Who’d a Blunkett?

The British Home Secretary is revealed be a Home Secretary with a difference or two. He is alleged to have engaged in an affair with a married woman — four months into her marriage. The government official is alleged to have fathered the child of the married woman.
The allegation derives from the government official himself — in a lawsuit brought by the government official to establish paternity, or have his child declared a, well… never mind. The married woman is pregnant. The government official alleges that the unborn child is his as well. The married woman is American.

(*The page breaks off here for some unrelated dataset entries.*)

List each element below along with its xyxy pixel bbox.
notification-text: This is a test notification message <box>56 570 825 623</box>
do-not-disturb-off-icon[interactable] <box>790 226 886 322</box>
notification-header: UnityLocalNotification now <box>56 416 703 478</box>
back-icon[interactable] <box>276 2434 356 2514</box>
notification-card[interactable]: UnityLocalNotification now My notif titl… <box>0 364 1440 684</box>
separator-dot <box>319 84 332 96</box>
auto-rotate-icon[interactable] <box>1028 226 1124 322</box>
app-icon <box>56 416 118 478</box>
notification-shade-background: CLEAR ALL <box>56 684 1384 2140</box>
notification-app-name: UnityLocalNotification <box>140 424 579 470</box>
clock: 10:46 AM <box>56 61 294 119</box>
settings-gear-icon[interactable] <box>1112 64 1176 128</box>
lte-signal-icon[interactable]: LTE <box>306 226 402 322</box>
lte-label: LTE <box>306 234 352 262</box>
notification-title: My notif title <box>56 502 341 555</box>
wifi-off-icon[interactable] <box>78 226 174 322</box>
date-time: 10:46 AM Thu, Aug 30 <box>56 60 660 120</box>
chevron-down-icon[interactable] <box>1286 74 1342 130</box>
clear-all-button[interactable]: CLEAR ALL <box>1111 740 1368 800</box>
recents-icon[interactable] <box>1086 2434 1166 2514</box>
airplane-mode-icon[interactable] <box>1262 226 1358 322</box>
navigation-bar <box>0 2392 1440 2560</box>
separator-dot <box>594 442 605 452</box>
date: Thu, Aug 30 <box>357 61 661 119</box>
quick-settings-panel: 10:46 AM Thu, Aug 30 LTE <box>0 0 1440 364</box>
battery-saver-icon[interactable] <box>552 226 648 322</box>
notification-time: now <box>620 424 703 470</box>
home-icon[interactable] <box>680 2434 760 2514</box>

The government official, coincidentally, is a blind man in the land of one-eyed men, and therefore not king, but rather a sympathetic public figure. He continues to hold office. He is nevertheless losing the sympathy that naturally accrues to him by his having overcome his disability in several areas of his life. He is losing public sympathy, not out of revulsion over his dissolute private live, but rather as a result of allegations that he abused his office to secure perks for his lovers, including a visa for his mistress’s nanny.
A columnist alleges that the government official may yet be brought down by his most dangerous organ: his mouth. The government official has made some critical remarks regarding fellow cabinet ministers. The government official’s name has the ring of Dickensian fiction: David Blunkett.
All of this raises a few questions. Is this an instance of the satirist’s art surpassing the stuff of real life? You’re putting us on, right? You don’t expect us to believe this, do you? Why haven’t we heard anything about this before now?
What ever happened to the hoary but irrebutable common law presumption of legitimacy for children born within marriage? Why is the New York Post spilling more ink on Bernie Kerik and Judith Regan when it could be covering David Blunkett? Where is Kingsley Amis when we need him?
These questions and more come to mind in the context of today’s column by Debra Saunders: “School for scandal.” Of the questions posed above, the only one I can answer definitively is whether Saunders is making this stuff up; she is not putting us on. See, for example, the BBC’s “Blunkett orders visa inquiry.”
UPDATE: For us, this story now falls into the category of “we hardly knew ye”: “Top UK Minister Blunkett quits ahead of election.” Blunkett goes the full Monty in “Blunkett: Why fatherly love forced me to resign.”